Ancak Türkiye siyasetçileri de artık bir gerçeği görmeliler: Türkiye’nin Rusya’ya yaklaşımından bağımsız olarak, Rusya hiçbir zaman Türkiye’nin dostu ya da müttefiki olmayacaktır.
Türk Halklarının Rolü ve Öncelikler
Öte yandan, eğer Putin Kürt halkını düşündüğünü söylüyorsa, Türkiye de Rusya’daki Kuzey Kafkasya ve İdil-Ural (Volga bölgesi) Türk halklarının yaşam koşullarını ve Rusya’nın üzerlerindeki etkisini dikkate almalıdır.
Bugün Rusya topraklarında yaşayan Türk halklarının geçmişte yaşadıkları ve gelecekte Türk Dünyası devletlerinin güçlenmesinde oynayacakları roller, Türkiye’nin başlıca öncelikleri arasında yer almalıdır. Milli cumhuriyetleri güçlendirmek, İdil-Ural tarihi devletini yeniden canlandırmak ve Tatar-Başkurt Cumhuriyeti gibi konuları gündeme taşımak, Türkiye’nin uzun vadeli stratejik hedefleri arasında yer almalıdır.

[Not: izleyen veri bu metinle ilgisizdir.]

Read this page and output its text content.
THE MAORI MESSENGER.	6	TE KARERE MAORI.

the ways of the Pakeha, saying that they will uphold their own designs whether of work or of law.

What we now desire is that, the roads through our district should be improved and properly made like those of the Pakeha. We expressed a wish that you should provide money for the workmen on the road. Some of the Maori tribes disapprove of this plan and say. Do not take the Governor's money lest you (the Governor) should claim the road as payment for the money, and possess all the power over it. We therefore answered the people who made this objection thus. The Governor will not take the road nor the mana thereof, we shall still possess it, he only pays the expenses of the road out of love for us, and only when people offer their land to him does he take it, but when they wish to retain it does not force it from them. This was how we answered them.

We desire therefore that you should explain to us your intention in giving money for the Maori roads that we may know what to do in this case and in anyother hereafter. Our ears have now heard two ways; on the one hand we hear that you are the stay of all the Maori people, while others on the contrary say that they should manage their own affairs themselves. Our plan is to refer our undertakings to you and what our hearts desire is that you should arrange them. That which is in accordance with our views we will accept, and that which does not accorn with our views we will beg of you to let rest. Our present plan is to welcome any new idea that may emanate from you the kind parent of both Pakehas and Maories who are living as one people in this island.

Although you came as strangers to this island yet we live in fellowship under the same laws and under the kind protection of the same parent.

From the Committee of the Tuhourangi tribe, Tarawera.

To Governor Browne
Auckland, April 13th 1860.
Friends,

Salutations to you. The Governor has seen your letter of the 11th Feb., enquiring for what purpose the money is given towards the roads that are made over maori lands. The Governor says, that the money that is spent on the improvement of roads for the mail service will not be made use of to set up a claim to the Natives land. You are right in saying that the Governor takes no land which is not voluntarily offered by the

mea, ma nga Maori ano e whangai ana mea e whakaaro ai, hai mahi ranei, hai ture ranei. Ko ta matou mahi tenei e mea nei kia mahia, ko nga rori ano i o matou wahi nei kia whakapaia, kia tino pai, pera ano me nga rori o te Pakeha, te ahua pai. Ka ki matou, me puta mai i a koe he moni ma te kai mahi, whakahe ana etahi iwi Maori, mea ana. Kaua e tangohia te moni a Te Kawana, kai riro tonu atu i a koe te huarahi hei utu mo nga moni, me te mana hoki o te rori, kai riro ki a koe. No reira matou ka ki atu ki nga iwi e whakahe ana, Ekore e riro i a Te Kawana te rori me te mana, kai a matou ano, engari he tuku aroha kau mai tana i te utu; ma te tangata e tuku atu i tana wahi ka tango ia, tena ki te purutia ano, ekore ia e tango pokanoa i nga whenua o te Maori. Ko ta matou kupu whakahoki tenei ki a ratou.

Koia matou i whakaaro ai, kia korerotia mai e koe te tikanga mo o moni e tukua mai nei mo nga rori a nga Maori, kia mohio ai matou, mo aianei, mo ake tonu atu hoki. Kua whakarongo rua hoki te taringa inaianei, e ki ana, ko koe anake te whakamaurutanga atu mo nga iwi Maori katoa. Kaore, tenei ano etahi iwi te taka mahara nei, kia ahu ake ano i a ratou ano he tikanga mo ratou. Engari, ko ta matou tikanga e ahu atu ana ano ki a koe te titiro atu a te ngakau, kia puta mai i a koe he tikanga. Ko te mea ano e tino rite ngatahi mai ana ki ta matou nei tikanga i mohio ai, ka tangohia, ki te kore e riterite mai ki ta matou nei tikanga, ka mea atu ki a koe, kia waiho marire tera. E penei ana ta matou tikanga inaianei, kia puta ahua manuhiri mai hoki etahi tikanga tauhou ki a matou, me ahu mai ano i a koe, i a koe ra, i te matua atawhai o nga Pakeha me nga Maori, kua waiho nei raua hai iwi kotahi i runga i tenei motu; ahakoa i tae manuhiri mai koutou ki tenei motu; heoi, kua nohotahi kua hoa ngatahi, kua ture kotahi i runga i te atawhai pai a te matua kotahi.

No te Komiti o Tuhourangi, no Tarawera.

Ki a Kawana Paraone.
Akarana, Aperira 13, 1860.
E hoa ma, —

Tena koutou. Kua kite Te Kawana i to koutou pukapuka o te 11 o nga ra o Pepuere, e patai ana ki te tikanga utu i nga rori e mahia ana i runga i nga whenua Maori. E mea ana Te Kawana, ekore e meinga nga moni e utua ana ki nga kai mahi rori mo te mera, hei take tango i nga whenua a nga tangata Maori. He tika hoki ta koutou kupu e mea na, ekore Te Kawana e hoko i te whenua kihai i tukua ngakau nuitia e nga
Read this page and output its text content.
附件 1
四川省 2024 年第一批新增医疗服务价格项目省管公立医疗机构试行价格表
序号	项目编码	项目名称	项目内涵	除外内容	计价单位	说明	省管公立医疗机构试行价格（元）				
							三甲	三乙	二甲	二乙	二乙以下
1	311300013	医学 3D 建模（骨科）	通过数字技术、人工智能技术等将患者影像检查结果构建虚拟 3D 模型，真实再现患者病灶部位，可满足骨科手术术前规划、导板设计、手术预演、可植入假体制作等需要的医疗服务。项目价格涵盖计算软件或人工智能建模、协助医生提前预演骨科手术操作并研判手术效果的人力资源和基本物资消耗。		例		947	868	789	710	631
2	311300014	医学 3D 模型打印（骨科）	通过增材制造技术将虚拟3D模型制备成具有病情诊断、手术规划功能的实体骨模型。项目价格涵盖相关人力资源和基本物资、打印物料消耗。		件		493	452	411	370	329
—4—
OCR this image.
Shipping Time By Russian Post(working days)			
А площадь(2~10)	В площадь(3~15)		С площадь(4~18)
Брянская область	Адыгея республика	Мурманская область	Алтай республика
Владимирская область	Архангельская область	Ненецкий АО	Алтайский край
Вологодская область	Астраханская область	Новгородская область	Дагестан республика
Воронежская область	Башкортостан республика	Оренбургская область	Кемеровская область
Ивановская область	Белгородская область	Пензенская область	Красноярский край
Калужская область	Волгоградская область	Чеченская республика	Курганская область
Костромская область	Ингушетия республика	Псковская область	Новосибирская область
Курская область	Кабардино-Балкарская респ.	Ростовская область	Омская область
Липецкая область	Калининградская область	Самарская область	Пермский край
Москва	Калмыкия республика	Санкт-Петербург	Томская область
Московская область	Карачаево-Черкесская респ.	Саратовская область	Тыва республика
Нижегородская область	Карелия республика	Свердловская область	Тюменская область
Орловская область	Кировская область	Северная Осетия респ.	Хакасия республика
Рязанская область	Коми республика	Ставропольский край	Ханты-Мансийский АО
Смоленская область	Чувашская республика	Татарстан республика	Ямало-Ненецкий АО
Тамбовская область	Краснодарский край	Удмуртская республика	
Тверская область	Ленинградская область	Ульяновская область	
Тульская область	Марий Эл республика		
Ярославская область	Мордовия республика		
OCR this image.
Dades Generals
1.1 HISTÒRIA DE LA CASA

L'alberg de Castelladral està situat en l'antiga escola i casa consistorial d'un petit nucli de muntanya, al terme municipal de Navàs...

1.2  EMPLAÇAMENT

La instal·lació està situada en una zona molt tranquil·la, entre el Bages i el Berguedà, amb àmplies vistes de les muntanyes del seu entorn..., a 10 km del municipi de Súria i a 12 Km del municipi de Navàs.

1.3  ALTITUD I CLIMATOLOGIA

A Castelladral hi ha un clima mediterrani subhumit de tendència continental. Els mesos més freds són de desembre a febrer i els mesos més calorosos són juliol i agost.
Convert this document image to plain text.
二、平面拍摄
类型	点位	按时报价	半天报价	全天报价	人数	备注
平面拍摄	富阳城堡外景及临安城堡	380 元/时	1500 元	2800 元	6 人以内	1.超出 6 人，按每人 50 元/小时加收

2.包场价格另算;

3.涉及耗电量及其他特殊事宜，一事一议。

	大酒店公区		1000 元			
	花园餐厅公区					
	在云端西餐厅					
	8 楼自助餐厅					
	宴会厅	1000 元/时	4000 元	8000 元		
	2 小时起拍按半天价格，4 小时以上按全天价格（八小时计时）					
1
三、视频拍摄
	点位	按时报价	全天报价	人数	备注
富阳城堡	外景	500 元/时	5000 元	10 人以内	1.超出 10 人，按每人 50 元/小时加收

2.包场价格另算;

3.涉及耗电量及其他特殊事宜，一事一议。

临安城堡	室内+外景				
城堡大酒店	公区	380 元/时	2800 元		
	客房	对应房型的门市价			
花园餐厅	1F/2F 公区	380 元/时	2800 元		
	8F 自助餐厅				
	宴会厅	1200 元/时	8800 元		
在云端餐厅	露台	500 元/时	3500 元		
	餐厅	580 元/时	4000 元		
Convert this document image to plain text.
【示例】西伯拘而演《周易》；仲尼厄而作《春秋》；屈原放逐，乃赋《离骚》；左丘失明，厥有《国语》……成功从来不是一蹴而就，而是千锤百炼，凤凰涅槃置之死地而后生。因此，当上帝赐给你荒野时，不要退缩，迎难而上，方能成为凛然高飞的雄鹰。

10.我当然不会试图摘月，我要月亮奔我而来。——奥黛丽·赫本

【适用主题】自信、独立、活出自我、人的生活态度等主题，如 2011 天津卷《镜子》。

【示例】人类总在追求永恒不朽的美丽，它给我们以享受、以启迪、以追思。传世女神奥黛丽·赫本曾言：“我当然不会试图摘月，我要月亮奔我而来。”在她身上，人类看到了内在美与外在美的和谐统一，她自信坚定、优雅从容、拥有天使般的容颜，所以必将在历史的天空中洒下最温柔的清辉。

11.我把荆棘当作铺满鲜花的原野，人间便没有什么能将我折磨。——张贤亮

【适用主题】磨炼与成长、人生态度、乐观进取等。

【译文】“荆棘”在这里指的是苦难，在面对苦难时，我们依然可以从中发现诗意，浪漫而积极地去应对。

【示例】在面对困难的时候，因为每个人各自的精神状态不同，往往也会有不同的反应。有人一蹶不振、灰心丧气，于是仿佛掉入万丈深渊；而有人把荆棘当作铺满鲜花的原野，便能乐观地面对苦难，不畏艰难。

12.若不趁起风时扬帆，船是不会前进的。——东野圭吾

Son dönemde hem Rusya’da hem de dünyada yaşanan gelişmeler, bu tür politik hamlelerin giderek daha güncel ve önemli bir hale geldiğini göstermektedir. Türk devletleri ve henüz bağımsız devlet statüsü kazanmamış, ancak yeterli maddi ve insani kaynağa, tarihî, kültürel ve devlet geleneğine sahip olan Türk halklarının yaşadığı bölgelerde bir birlik oluşturması ya da en azından barış içinde bir arada yaşaması, artık tarihî bir zorunluluk haline gelmiştir.
Hiç şüphesiz, Batı ve Uzak Doğu, Rusya’nın “yumuşak karnının” Türk halkları olduğunu gayet iyi bilmektedir ve bundan yararlanmak için fırsat kolladıkları bir sır değildir.
Her hâlükârda, şu anda esaret altında bulunan bazı Türk halklarının milli özgürlüklerini kazanması, Türk Dünyası’nın yeniden şekillenmesini sağlayarak, Türkiye’yi bir süper güç haline getirecek en önemli faktörlerden biri olacaktır.